HC Deb 19 October 1988 vol 138 cc878-9
6. Mr. Bowis

To ask the Secretary of State for Foreign and Commonwealth Affairs when he next intends to visit Zimbabwe; and what subjects he proposes to discuss.

Mrs. Chalker

My right hon. and learned Friend has no plans, at the present time, to visit Zimbabwe.

Mr. Bowis

When my right hon. Friend manages to get to Zimbabwe, will she remind Mr. Mugabe of the Pope's visit to that country, when he called for apartheid to be ended, not by sanctions and boycott, but by constructive discussion and pressures? Will my right hon. Friend also remind Mr. Mugabe of the recent visit to Harare of the South African white and black rugby organisers and express the hope that the conclusions that have come from those discussons are the way forward? Does she agree that Zimbabwe, the Western world and Africa should respond, when such progress is made towards ending apartheid, by welcoming the South Africans back into the international fold?

Mrs. Chalker

When I next see President Mugabe I shall most certainly point out the importance of what the Pope said, and far more was said on that issue than was probably published in British newspapers. It is only through constructive discussion that apartheid will be brought to an end and a representative system of non-racial government effected in South Africa.

Although I welcome the reports of the meeting of the South African rugby board with various people in Harare, it would be premature to speculate about a change of policy.

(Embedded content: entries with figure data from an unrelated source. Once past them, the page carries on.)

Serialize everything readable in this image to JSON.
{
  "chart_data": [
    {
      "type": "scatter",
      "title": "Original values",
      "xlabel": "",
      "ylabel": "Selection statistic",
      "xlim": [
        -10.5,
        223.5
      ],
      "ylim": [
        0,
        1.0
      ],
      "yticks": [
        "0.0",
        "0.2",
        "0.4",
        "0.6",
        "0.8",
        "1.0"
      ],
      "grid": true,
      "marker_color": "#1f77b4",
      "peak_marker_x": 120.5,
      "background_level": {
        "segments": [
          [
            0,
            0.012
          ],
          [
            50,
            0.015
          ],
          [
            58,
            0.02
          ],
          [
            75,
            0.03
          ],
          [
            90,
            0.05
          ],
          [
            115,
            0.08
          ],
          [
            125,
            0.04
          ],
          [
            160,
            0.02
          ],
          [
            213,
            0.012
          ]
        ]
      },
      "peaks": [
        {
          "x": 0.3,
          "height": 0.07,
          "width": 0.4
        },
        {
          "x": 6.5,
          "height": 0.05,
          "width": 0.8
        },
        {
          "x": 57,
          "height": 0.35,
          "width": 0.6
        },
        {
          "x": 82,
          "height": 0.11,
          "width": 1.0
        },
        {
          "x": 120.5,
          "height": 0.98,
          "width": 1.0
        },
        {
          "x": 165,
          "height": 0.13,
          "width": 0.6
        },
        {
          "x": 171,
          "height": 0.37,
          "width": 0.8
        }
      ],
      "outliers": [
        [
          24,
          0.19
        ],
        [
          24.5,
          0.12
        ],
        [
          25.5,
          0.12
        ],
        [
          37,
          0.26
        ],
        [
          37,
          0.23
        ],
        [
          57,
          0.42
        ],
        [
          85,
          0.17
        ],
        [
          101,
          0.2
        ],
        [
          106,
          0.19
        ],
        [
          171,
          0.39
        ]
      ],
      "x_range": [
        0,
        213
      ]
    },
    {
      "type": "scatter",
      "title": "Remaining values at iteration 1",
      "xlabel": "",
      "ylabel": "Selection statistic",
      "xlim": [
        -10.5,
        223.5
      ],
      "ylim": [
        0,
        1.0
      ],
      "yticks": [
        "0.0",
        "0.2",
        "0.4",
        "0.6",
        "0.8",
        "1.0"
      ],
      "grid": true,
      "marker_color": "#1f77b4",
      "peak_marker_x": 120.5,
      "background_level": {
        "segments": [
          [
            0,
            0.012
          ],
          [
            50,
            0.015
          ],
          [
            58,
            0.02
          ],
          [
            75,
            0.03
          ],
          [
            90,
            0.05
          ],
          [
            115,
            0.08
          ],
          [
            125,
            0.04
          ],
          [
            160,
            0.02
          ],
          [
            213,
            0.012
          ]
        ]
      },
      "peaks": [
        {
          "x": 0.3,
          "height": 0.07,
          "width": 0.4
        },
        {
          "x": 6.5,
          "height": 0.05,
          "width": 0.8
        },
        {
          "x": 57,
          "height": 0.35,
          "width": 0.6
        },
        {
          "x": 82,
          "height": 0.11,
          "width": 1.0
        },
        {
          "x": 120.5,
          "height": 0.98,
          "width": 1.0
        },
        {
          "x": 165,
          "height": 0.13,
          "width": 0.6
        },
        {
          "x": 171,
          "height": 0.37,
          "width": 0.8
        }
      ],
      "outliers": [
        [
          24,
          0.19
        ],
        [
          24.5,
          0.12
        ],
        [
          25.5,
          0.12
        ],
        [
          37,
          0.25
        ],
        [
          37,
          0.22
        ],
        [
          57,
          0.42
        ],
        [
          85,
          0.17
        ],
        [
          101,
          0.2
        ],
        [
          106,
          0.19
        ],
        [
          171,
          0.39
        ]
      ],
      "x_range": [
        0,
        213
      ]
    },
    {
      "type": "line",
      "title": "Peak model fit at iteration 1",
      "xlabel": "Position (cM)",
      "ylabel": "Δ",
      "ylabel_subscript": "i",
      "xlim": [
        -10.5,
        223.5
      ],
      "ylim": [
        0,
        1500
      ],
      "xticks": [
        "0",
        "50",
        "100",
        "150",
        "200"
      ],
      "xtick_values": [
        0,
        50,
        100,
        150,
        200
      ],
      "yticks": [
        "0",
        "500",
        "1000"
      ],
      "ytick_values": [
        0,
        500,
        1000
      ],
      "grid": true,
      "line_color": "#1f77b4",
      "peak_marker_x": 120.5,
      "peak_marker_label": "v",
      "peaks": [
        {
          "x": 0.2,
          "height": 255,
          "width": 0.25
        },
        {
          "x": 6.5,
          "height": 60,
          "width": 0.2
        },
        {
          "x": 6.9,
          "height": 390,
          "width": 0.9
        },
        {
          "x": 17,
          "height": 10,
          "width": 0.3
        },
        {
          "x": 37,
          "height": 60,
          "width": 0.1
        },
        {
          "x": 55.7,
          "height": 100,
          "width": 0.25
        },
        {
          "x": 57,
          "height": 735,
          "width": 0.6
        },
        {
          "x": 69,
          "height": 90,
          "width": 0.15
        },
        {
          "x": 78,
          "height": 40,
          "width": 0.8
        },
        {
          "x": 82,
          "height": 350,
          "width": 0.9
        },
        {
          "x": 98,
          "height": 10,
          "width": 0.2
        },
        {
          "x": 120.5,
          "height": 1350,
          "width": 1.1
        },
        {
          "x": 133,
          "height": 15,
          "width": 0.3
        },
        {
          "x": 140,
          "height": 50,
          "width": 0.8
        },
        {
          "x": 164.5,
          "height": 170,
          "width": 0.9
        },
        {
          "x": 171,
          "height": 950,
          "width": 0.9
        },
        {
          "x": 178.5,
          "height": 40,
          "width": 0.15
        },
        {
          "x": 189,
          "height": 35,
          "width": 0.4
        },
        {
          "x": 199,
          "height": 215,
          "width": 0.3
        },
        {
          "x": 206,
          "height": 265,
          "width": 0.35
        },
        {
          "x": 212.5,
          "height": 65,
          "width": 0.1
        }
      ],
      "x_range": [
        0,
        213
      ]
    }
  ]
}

If the press reports that we have seen are confirmed, I shall agree with my hon. Friend that that change of policy is a worthwhile step in the long progress towards genuine non-racialism in sport in South Africa. We hope sincerely that that will happen.

Mr. Roger King

When my right hon. Friend goes to Zimbabwe, will she ensure that she takes with her—and does not leave any behind—some photographs that she can give to the Zimbabwean Government of notable members of our own political system, so that unfortunate incidents such as the one earlier in the year, when the Leader of Her Majesty's Opposition was not known, can be avoided?

Mrs. Chalker

I would recommend to the Zimbabweans that they should have an excellent book such as The Times "Guide to the House of Commons", so that they can recognise hon. Members. In case that is not ready in time, I shall see about a scrapbook that features photographs of members of the Opposition Front Bench.